Das Areal hat in den vergangenen zehn Jahren erhebliche Veränderungen durchlaufen. Ursprünglich für Industrie- und Gewerbezwecke genutzt, wurde es zwischen 2018 und 2024 von Hochtief zum "Sander Quartier" umgestaltet – ein gemischt genutztes Projekt mit 150 Wohnungen und Einzelhandelsflächen, das 2024 fertiggestellt wurde.
Der Kauf durch die Stadt erfolgte nach einer gründlichen Begutachtung des Geländes. Vor Beginn der Abrissarbeiten wurden ein geotechnischer Bericht sowie statische Prüfungen erstellt. Sicherheitsvorkehrungen sorgen dafür, dass die Hangstabilität überwacht wird, benachbarte Grundstücke geschützt bleiben und Verkehrsflächen während der Arbeiten sicher bleiben.

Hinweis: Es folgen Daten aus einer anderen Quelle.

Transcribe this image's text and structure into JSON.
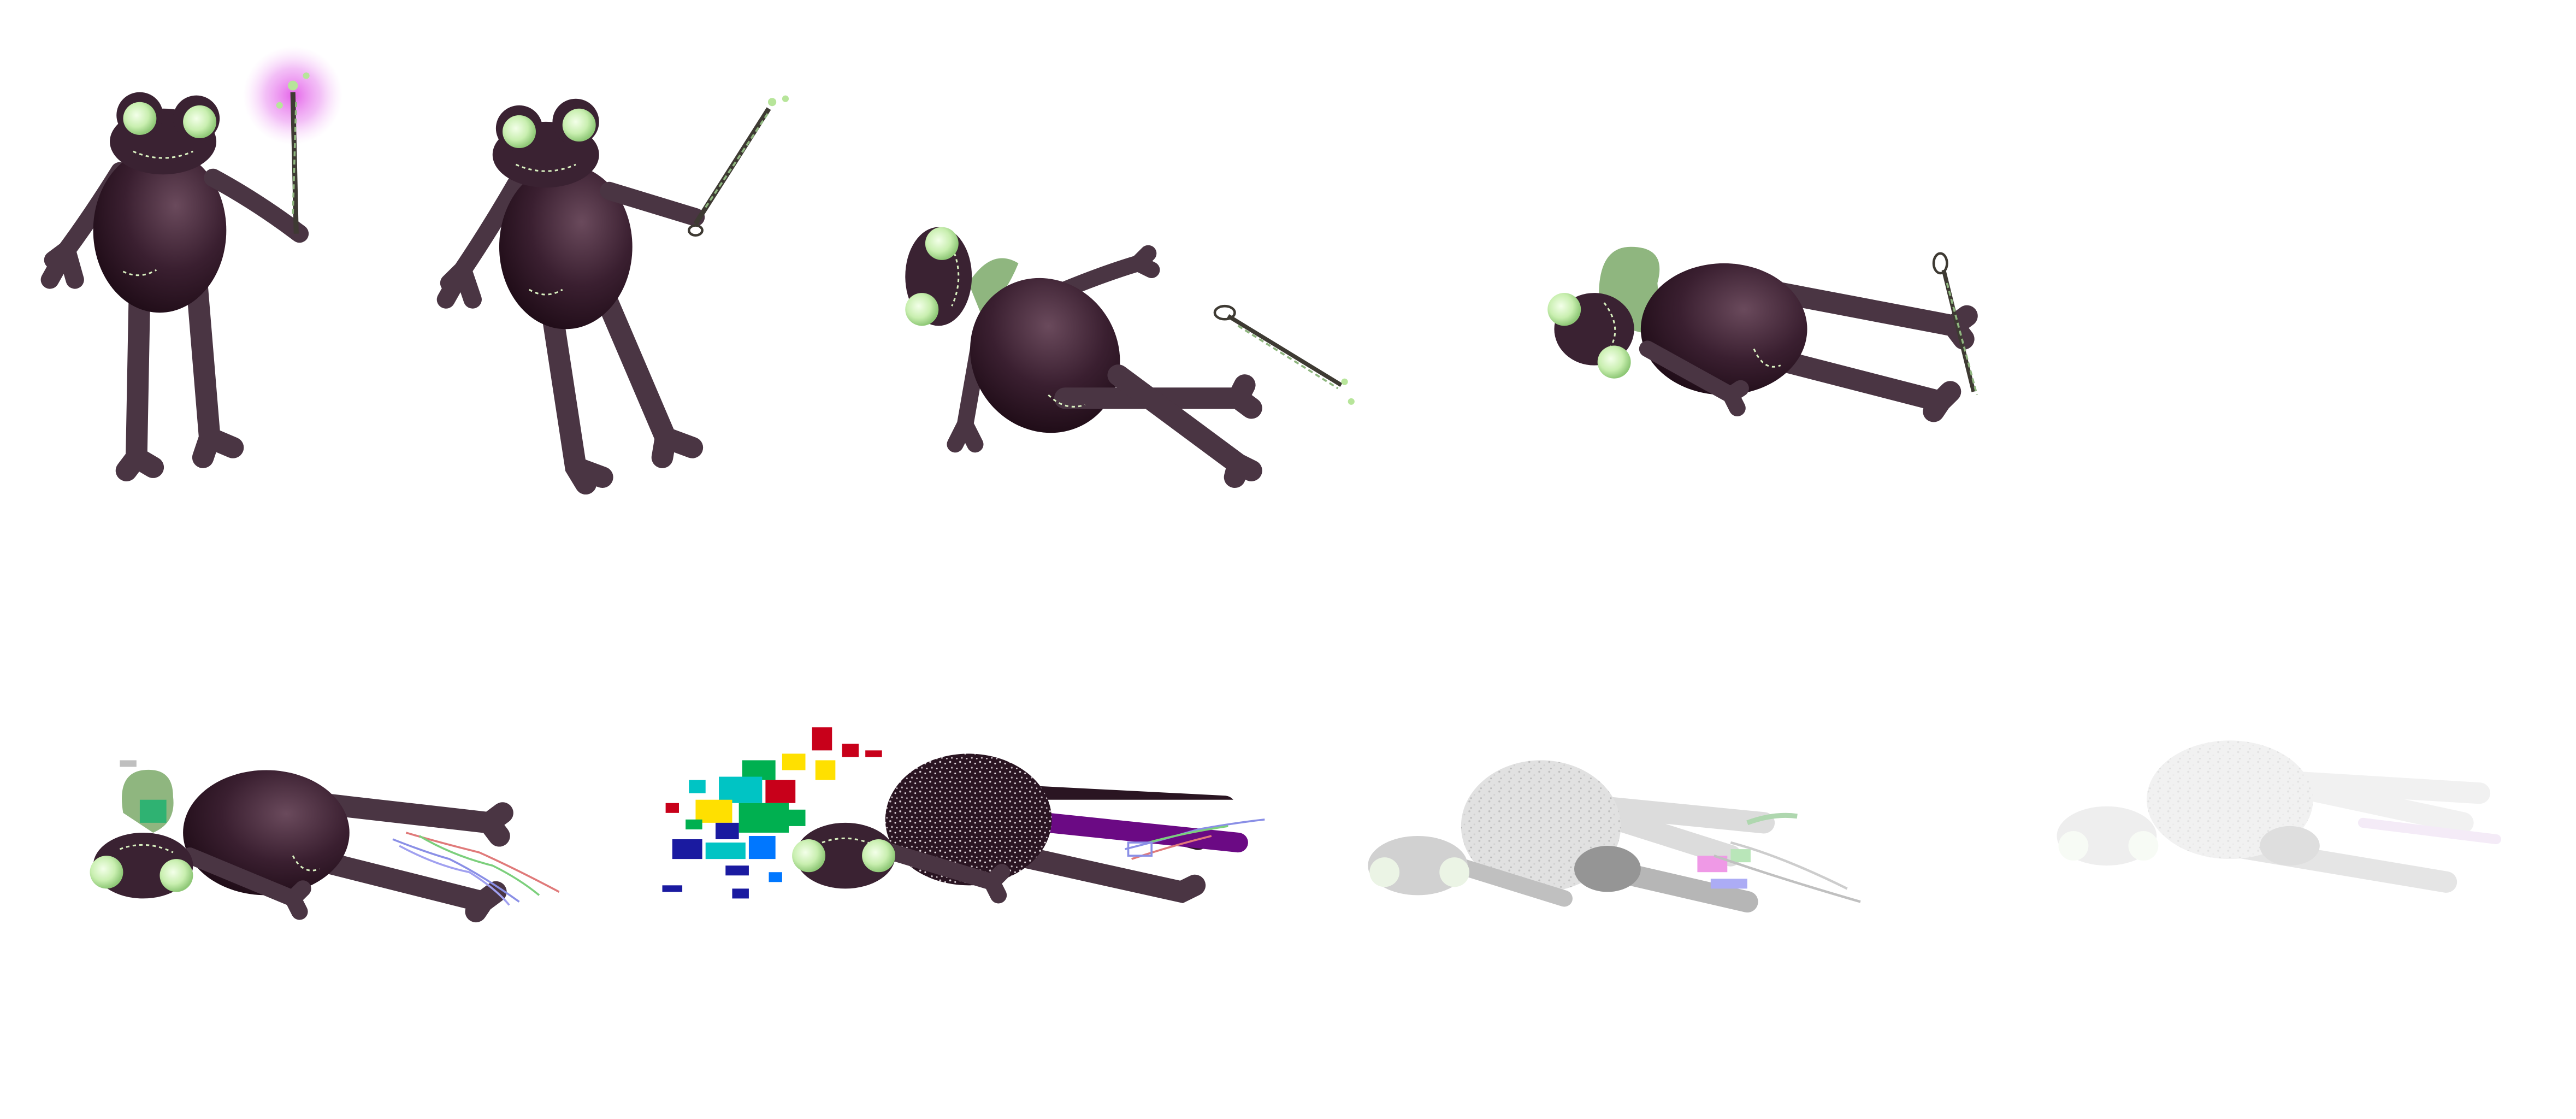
{
  "sprite_sheet": {
    "columns": 4,
    "rows": 2,
    "frames": [
      {
        "id": "idle-casting",
        "wand_glow": true
      },
      {
        "id": "wand-extended"
      },
      {
        "id": "knocked-back"
      },
      {
        "id": "lying-cape-up"
      },
      {
        "id": "fallen-flicker"
      },
      {
        "id": "glitch-dissolve"
      },
      {
        "id": "fade-out-1",
        "opacity": 0.62
      },
      {
        "id": "fade-out-2",
        "opacity": 0.28
      }
    ]
  },
  "palette": {
    "body": "#2b1220",
    "body_highlight": "#6a4a5c",
    "limb": "#4a3543",
    "eye_outer": "#e9ffd9",
    "eye_inner": "#9fd389",
    "cape": "#8fb67f",
    "stitch": "#d8f0c0",
    "wand": "#3e3a33",
    "spark": "#b7e59a",
    "magic_glow": "#e45ce8",
    "glitch_colors": [
      "#c8001a",
      "#ffe000",
      "#00b050",
      "#0077ff",
      "#00c4c4",
      "#1a1aa0",
      "#ff00c8",
      "#6b0a84"
    ]
  }
}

Das Grundstück fällt unter § 34 der deutschen Bauordnung und gilt als unbeplanter Innenbereich. Zwar hat die Stadt noch keine konkreten Pläne vorgelegt, doch der Bau einer Grundschule gehört zu den möglichen künftigen Nutzungen. Die Verantwortlichen betonen, dass eine fundierte Entscheidungsfindung und eine Bürgerbeteiligung Voraussetzung für jede weitere Entwicklung seien.
Sobald der vollständige Kaufpreis beglichen ist, gehen Eigentum und alle damit verbundenen Rechte auf die Stadt über. Der Verkäufer bleibt bis dahin für den Abschluss der Abrissarbeiten und die Einhaltung aller rechtlichen Vorgaben verantwortlich. Die künftige Nutzung des Geländes hängt von weiteren Gutachten und der Einbindung der Öffentlichkeit ab.